Did you know that in May 1747 a whaler surgeon carried out what may be the first clinical trial in history?

…Lind selected twelve men with scurvy for special treatement. All twelve were given sweetened water-gruel for breakfast, mutton soup or “duff” (a flour-and-water pudding) for dinner, and barley, rice or sago with currants and raisins for supper. Additionally, two were given a quart of cider to drink, while two others had elixir of vitriol. Two more drank vinegar, and two were given seawater, while another two were dosed with an elixir of garlic, mustard seed, horseradish, balsam of Peru, and myrrh. The last coulple were given oranges and lemons, and these were the men who were up and about and nursing the others six days later. (Druett 145)

Betel nut, areca, and lime paste, while an interesting mix and highly chewable, makes you look as if your moouth is full of blood.
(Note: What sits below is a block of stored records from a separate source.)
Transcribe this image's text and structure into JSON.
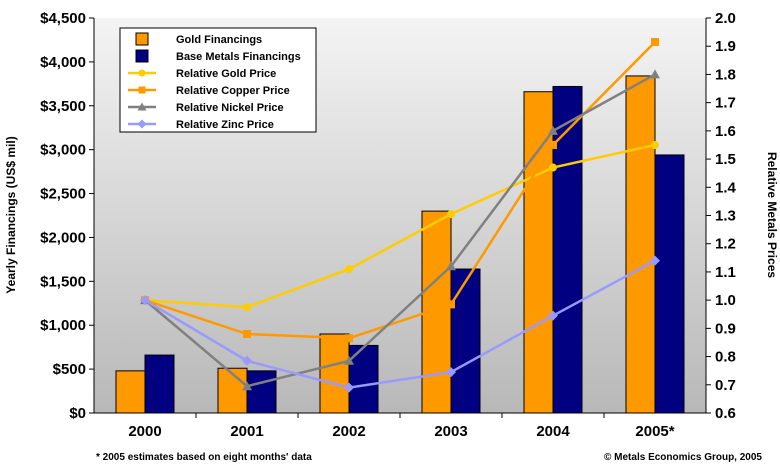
{
  "chart_data": {
    "type": "bar",
    "categories": [
      "2000",
      "2001",
      "2002",
      "2003",
      "2004",
      "2005*"
    ],
    "ylabel_left": "Yearly Financings (US$ mil)",
    "ylabel_right": "Relative Metals  Prices",
    "ylim_left": [
      0,
      4500
    ],
    "ylim_right": [
      0.6,
      2.0
    ],
    "yticks_left": [
      "$0",
      "$500",
      "$1,000",
      "$1,500",
      "$2,000",
      "$2,500",
      "$3,000",
      "$3,500",
      "$4,000",
      "$4,500"
    ],
    "yticks_right": [
      "0.6",
      "0.7",
      "0.8",
      "0.9",
      "1.0",
      "1.1",
      "1.2",
      "1.3",
      "1.4",
      "1.5",
      "1.6",
      "1.7",
      "1.8",
      "1.9",
      "2.0"
    ],
    "bar_series": [
      {
        "name": "Gold Financings",
        "color": "#FF9900",
        "values": [
          480,
          510,
          900,
          2300,
          3660,
          3840
        ]
      },
      {
        "name": "Base Metals Financings",
        "color": "#000080",
        "values": [
          660,
          480,
          770,
          1640,
          3720,
          2940
        ]
      }
    ],
    "line_series": [
      {
        "name": "Relative Gold Price",
        "color": "#FFCC00",
        "marker": "circle",
        "values": [
          1.0,
          0.975,
          1.11,
          1.305,
          1.47,
          1.55
        ]
      },
      {
        "name": "Relative Copper Price",
        "color": "#FF9900",
        "marker": "square",
        "values": [
          1.0,
          0.88,
          0.865,
          0.985,
          1.55,
          1.915
        ]
      },
      {
        "name": "Relative Nickel Price",
        "color": "#808080",
        "marker": "triangle",
        "values": [
          1.0,
          0.695,
          0.785,
          1.12,
          1.6,
          1.8
        ]
      },
      {
        "name": "Relative Zinc Price",
        "color": "#9999FF",
        "marker": "diamond",
        "values": [
          1.0,
          0.785,
          0.69,
          0.745,
          0.945,
          1.14
        ]
      }
    ],
    "legend_position": "top-left",
    "plot_background": "#C0C0C0",
    "grid": false
  },
  "footnote": "* 2005 estimates based on eight months' data",
  "copyright": "© Metals Economics Group, 2005"
}
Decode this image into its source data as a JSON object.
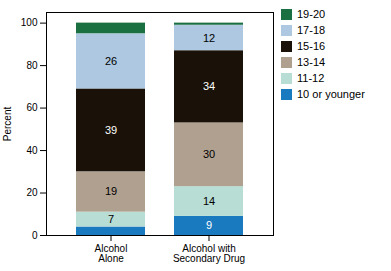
{
  "chart_data": {
    "type": "bar",
    "stacked": true,
    "data_labels": true,
    "ylabel": "Percent",
    "categories": [
      "Alcohol\nAlone",
      "Alcohol with\nSecondary Drug"
    ],
    "series": [
      {
        "name": "10 or younger",
        "color": "#1a7abf",
        "values": [
          4,
          9
        ],
        "value_labels": [
          null,
          "9"
        ]
      },
      {
        "name": "11-12",
        "color": "#b8ddd4",
        "values": [
          7,
          14
        ],
        "value_labels": [
          "7",
          "14"
        ]
      },
      {
        "name": "13-14",
        "color": "#b0a090",
        "values": [
          19,
          30
        ],
        "value_labels": [
          "19",
          "30"
        ]
      },
      {
        "name": "15-16",
        "color": "#1a1208",
        "values": [
          39,
          34
        ],
        "value_labels": [
          "39",
          "34"
        ]
      },
      {
        "name": "17-18",
        "color": "#adc8e0",
        "values": [
          26,
          12
        ],
        "value_labels": [
          "26",
          "12"
        ]
      },
      {
        "name": "19-20",
        "color": "#1a7040",
        "values": [
          5,
          1
        ],
        "value_labels": [
          null,
          null
        ]
      }
    ],
    "ylim": [
      0,
      105
    ],
    "yticks": [
      0,
      20,
      40,
      60,
      80,
      100
    ],
    "legend": "upper right"
  }
}
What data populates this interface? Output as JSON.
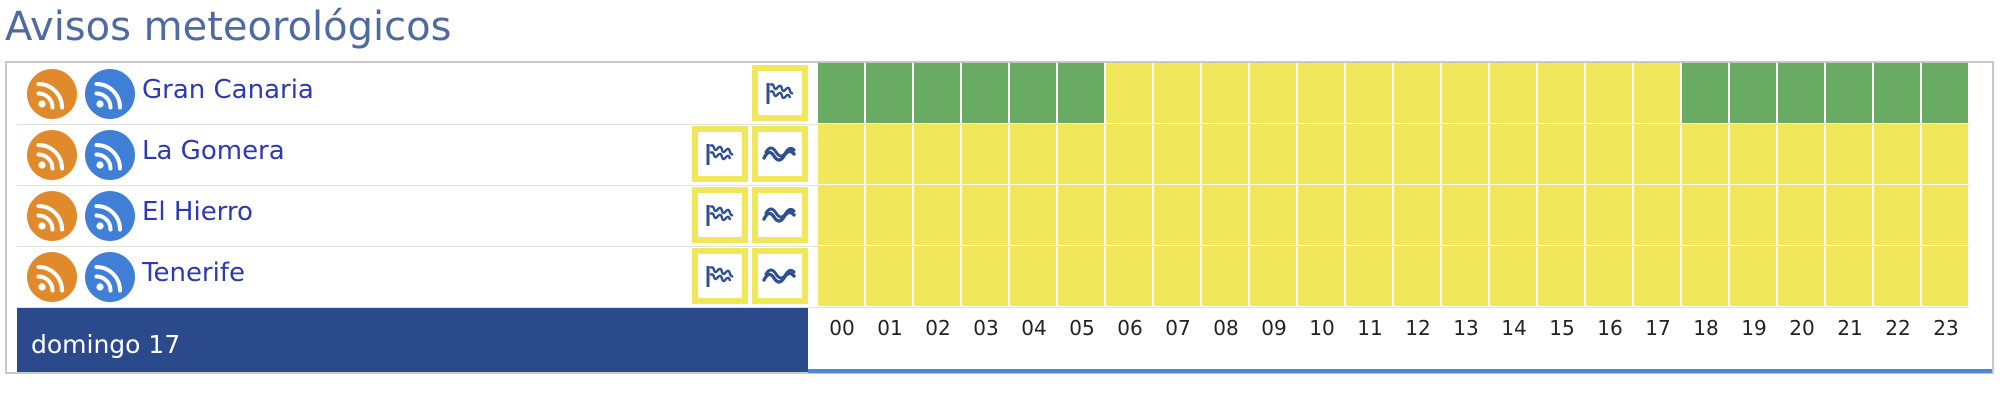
{
  "page": {
    "title": "Avisos meteorológicos"
  },
  "colors": {
    "title": "#4e6aa3",
    "link": "#2e3ab3",
    "green": "#6aab64",
    "yellow": "#f0e85a",
    "date_bar": "#2a4a8c",
    "rss_orange": "#e08a2b",
    "rss_blue": "#3f7fd6"
  },
  "regions": [
    {
      "name": "Gran Canaria",
      "warning_icons": [
        "wind-icon"
      ],
      "hourly_levels": [
        "green",
        "green",
        "green",
        "green",
        "green",
        "green",
        "yellow",
        "yellow",
        "yellow",
        "yellow",
        "yellow",
        "yellow",
        "yellow",
        "yellow",
        "yellow",
        "yellow",
        "yellow",
        "yellow",
        "green",
        "green",
        "green",
        "green",
        "green",
        "green"
      ]
    },
    {
      "name": "La Gomera",
      "warning_icons": [
        "wind-icon",
        "coastal-icon"
      ],
      "hourly_levels": [
        "yellow",
        "yellow",
        "yellow",
        "yellow",
        "yellow",
        "yellow",
        "yellow",
        "yellow",
        "yellow",
        "yellow",
        "yellow",
        "yellow",
        "yellow",
        "yellow",
        "yellow",
        "yellow",
        "yellow",
        "yellow",
        "yellow",
        "yellow",
        "yellow",
        "yellow",
        "yellow",
        "yellow"
      ]
    },
    {
      "name": "El Hierro",
      "warning_icons": [
        "wind-icon",
        "coastal-icon"
      ],
      "hourly_levels": [
        "yellow",
        "yellow",
        "yellow",
        "yellow",
        "yellow",
        "yellow",
        "yellow",
        "yellow",
        "yellow",
        "yellow",
        "yellow",
        "yellow",
        "yellow",
        "yellow",
        "yellow",
        "yellow",
        "yellow",
        "yellow",
        "yellow",
        "yellow",
        "yellow",
        "yellow",
        "yellow",
        "yellow"
      ]
    },
    {
      "name": "Tenerife",
      "warning_icons": [
        "wind-icon",
        "coastal-icon"
      ],
      "hourly_levels": [
        "yellow",
        "yellow",
        "yellow",
        "yellow",
        "yellow",
        "yellow",
        "yellow",
        "yellow",
        "yellow",
        "yellow",
        "yellow",
        "yellow",
        "yellow",
        "yellow",
        "yellow",
        "yellow",
        "yellow",
        "yellow",
        "yellow",
        "yellow",
        "yellow",
        "yellow",
        "yellow",
        "yellow"
      ]
    }
  ],
  "timeline": {
    "day_label": "domingo 17",
    "hours": [
      "00",
      "01",
      "02",
      "03",
      "04",
      "05",
      "06",
      "07",
      "08",
      "09",
      "10",
      "11",
      "12",
      "13",
      "14",
      "15",
      "16",
      "17",
      "18",
      "19",
      "20",
      "21",
      "22",
      "23"
    ]
  }
}
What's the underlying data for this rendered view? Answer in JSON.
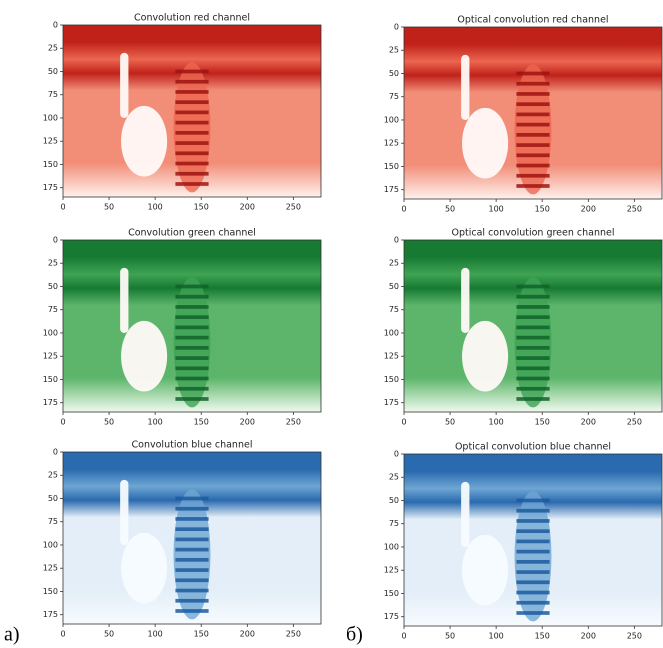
{
  "chart_data": [
    {
      "type": "image",
      "title": "Convolution red channel",
      "color": "red",
      "xlim": [
        0,
        280
      ],
      "ylim": [
        185,
        0
      ],
      "xticks": [
        0,
        50,
        100,
        150,
        200,
        250
      ],
      "yticks": [
        0,
        25,
        50,
        75,
        100,
        125,
        150,
        175
      ]
    },
    {
      "type": "image",
      "title": "Convolution green channel",
      "color": "green",
      "xlim": [
        0,
        280
      ],
      "ylim": [
        185,
        0
      ],
      "xticks": [
        0,
        50,
        100,
        150,
        200,
        250
      ],
      "yticks": [
        0,
        25,
        50,
        75,
        100,
        125,
        150,
        175
      ]
    },
    {
      "type": "image",
      "title": "Convolution blue channel",
      "color": "blue",
      "xlim": [
        0,
        280
      ],
      "ylim": [
        185,
        0
      ],
      "xticks": [
        0,
        50,
        100,
        150,
        200,
        250
      ],
      "yticks": [
        0,
        25,
        50,
        75,
        100,
        125,
        150,
        175
      ]
    },
    {
      "type": "image",
      "title": "Optical convolution red channel",
      "color": "red",
      "xlim": [
        0,
        280
      ],
      "ylim": [
        185,
        0
      ],
      "xticks": [
        0,
        50,
        100,
        150,
        200,
        250
      ],
      "yticks": [
        0,
        25,
        50,
        75,
        100,
        125,
        150,
        175
      ]
    },
    {
      "type": "image",
      "title": "Optical convolution green channel",
      "color": "green",
      "xlim": [
        0,
        280
      ],
      "ylim": [
        185,
        0
      ],
      "xticks": [
        0,
        50,
        100,
        150,
        200,
        250
      ],
      "yticks": [
        0,
        25,
        50,
        75,
        100,
        125,
        150,
        175
      ]
    },
    {
      "type": "image",
      "title": "Optical convolution blue channel",
      "color": "blue",
      "xlim": [
        0,
        280
      ],
      "ylim": [
        185,
        0
      ],
      "xticks": [
        0,
        50,
        100,
        150,
        200,
        250
      ],
      "yticks": [
        0,
        25,
        50,
        75,
        100,
        125,
        150,
        175
      ]
    }
  ],
  "panel_labels": [
    "a)",
    "б)"
  ]
}
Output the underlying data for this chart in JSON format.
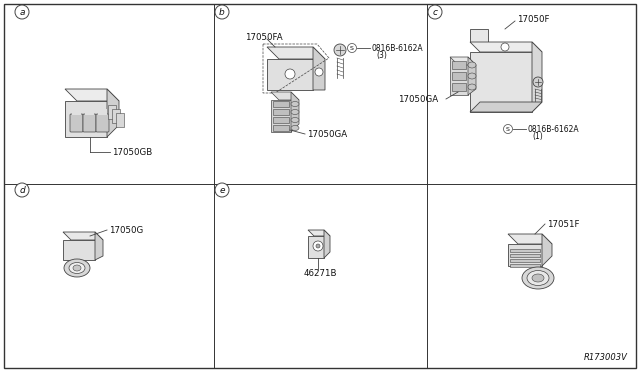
{
  "background_color": "#ffffff",
  "border_color": "#333333",
  "line_color": "#444444",
  "text_color": "#111111",
  "part_labels": {
    "A_part": "17050GB",
    "B_part1": "17050FA",
    "B_part2": "17050GA",
    "B_screw": "S 0816B-6162A\n   (3)",
    "C_part1": "17050F",
    "C_part2": "17050GA",
    "C_screw": "S 0816B-6162A\n   (1)",
    "D_part": "17050G",
    "E_part": "46271B",
    "F_part1": "17051F"
  },
  "footer": "R173003V"
}
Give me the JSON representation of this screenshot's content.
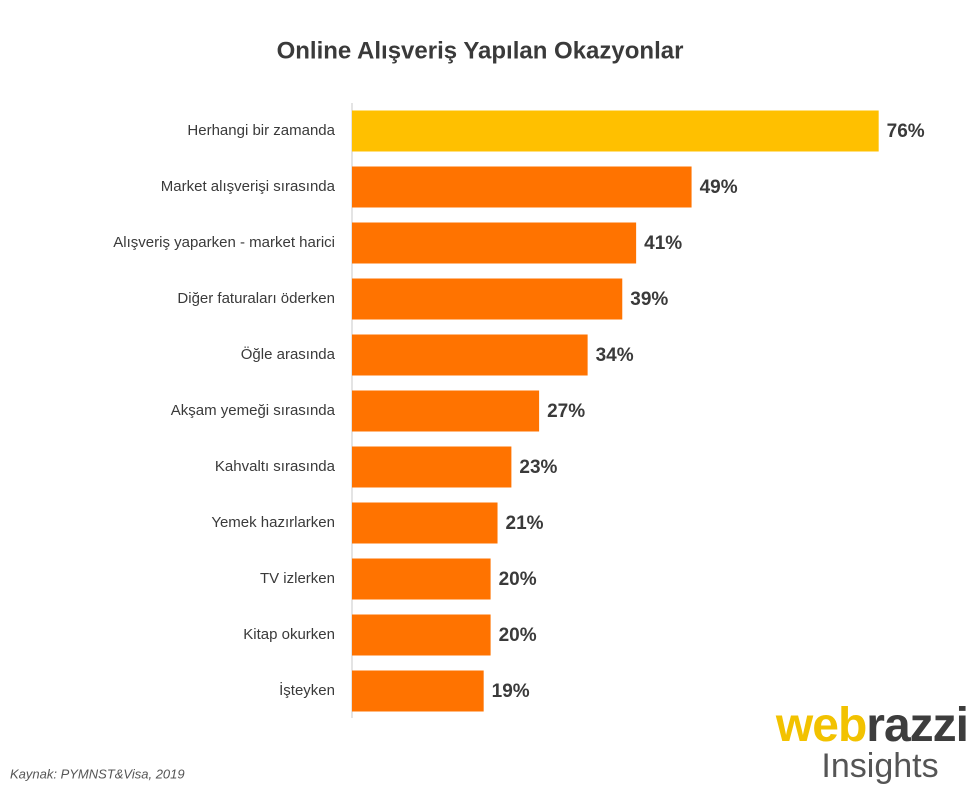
{
  "chart_data": {
    "type": "hbar",
    "title": "Online Alışveriş Yapılan Okazyonlar",
    "categories": [
      "Herhangi bir zamanda",
      "Market alışverişi sırasında",
      "Alışveriş yaparken - market harici",
      "Diğer faturaları öderken",
      "Öğle arasında",
      "Akşam yemeği sırasında",
      "Kahvaltı sırasında",
      "Yemek hazırlarken",
      "TV izlerken",
      "Kitap okurken",
      "İşteyken"
    ],
    "values": [
      76,
      49,
      41,
      39,
      34,
      27,
      23,
      21,
      20,
      20,
      19
    ],
    "value_labels": [
      "76%",
      "49%",
      "41%",
      "39%",
      "34%",
      "27%",
      "23%",
      "21%",
      "20%",
      "20%",
      "19%"
    ],
    "colors": [
      "#ffc000",
      "#ff7300",
      "#ff7300",
      "#ff7300",
      "#ff7300",
      "#ff7300",
      "#ff7300",
      "#ff7300",
      "#ff7300",
      "#ff7300",
      "#ff7300"
    ]
  },
  "source": "Kaynak: PYMNST&Visa, 2019",
  "logo": {
    "first": "web",
    "second": "razzi",
    "tagline": "Insights"
  }
}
And while it starts off helping concentration, it eventually makes you depressed (169)

And the logs discussed describe a Western man getting tattooed. (It was certainly preferable to death and being the main course for the next meal.)

There were two “tatoo-men” with two assistants who bore the instruments, which were pieces of flat bone in all different sizes, each with a cane handle and serrated at one edge for incising the skin and inserting the pigment. After stabbing patterns into the skin wiht these combline tools, wads of fine bark cloth were used to wipe off the blood, “in order to see if the impression is perfect,” and then the dye was beaten in with the rapid hitting of a stick on the slanted handle of the tattooing tool. The process was just as uncomfortable as it sounds. “The constant hammering at the skin, or into it, with considerable violence, irritates the whole frame, and the constant wiping off the blood with the tappa[bark cloth] is worse. However, as the work proceeds, the flesh swells up, which gradually benumbs the parts.”
for four hours the first day and three hours the second. Then he was rubbed all over with coconut oil… (175)

It was interesting and I now know how to describe, if I want to, tattooing in the days of Dielli.